Always carried revolvers ... for years. So, never had a safety other than my finger, and making sure nothing ever got hung up nor snagged the trigger (trigger guarded) ... So, on semi's, they really made no difference to me.
No safety for this guy. I have shot thousands of rounds through my Benelli SBE II and still manage to forget to take the safety off at least once a year while duck and goose hunting. Then it just pisses me off....in a defensive situation it could get me killed. Right now I use a Blackhawk Serpa Concealment holster. This is a level 2 holster and to release the gun from the holster your finger has to compress a lever on the side of the holster. This leaves your finger in the safe position on the gun when you draw it naturally. I know the people that are in favor of safeties are going to say that you have to push a lever on the holster that is the same as flipping the safety on a gun but it isnt. The placement of this lever is in the perfect place that my finger would be to safely draw my gun even if the lever was not there and it keeps your finger out of the trigger guard. This was a huge factor when I matched the gun to holster for me. Even though it is a natural motion practice practice practice.....when you are tired of practicing and thing you have it second nature.....practice more....Just my feelings on this subject.

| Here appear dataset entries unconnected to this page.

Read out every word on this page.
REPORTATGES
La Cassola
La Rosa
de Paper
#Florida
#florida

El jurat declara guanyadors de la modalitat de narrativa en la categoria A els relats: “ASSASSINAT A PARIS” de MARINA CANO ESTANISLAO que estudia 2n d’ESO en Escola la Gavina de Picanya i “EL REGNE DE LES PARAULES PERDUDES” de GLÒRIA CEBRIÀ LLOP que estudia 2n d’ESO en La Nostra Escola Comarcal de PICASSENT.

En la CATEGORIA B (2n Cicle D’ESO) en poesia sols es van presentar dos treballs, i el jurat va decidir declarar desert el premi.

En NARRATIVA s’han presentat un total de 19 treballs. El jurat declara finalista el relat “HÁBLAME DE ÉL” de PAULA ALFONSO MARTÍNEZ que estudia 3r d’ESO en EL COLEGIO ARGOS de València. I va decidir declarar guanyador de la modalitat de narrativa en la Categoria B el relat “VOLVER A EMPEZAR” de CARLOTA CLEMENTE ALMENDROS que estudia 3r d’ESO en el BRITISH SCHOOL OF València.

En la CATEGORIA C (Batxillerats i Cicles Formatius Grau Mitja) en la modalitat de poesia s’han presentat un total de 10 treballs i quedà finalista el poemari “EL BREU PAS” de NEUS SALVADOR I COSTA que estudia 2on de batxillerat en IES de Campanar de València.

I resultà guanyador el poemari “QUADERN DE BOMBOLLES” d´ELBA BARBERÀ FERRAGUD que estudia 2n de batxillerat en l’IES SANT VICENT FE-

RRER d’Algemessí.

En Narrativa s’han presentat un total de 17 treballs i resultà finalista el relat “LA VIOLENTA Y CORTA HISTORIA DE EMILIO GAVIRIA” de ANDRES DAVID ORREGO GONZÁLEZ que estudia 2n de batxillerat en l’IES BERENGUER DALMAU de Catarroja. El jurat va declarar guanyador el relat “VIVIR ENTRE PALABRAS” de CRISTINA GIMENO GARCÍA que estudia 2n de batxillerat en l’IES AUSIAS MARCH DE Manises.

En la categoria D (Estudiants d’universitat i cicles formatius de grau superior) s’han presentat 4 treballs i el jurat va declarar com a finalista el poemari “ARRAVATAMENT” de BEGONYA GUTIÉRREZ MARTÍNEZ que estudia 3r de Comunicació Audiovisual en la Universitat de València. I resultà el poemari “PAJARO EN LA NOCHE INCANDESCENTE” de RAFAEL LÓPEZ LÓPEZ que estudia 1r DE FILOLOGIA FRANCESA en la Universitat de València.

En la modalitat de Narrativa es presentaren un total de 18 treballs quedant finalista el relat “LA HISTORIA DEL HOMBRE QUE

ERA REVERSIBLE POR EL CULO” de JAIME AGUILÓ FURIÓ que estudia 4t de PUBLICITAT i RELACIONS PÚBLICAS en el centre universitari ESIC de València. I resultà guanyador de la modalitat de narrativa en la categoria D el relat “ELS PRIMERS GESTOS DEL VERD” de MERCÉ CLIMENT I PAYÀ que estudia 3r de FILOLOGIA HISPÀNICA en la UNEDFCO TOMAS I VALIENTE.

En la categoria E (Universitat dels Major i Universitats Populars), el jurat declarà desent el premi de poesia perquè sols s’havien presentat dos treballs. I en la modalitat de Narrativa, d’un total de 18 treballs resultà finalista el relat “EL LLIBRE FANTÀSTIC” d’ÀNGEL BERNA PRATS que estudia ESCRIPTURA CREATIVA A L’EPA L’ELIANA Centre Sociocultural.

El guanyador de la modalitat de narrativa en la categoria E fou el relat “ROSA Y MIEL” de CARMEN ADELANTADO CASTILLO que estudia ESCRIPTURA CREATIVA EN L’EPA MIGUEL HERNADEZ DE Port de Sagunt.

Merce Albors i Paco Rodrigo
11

What's bad for the goose is bad for the gander. Plenty of people of have made serious errors when using the Serpa, (with a gun with a safety at that) enough that several agencies and professional trainers have prohibited them in their classes. When a specific brand/model of holster facilitate more negligent discharges...oh forget it, lets not make this a Serpa bashing thread.
What it all boils down to is teaching yourself to perform a procedure with a single digit of your hand, you use your finger, I use my thumb. The problems with both safeties and Serpas, is that not everyone puts in the effort to get the system down.
Both can cause accidents but I haven't seen the 1911 getting banned from training classes yet.
**edited to add: To be fair through, there are certainly many agencies that do prohibit the use of 1911 style cocked and locked firearms**
How long have you had the Serpa and how many hours have you spent on that draw stroke?
Not trying to belittle you or your opinion, but you don't exactly have a lot of experience.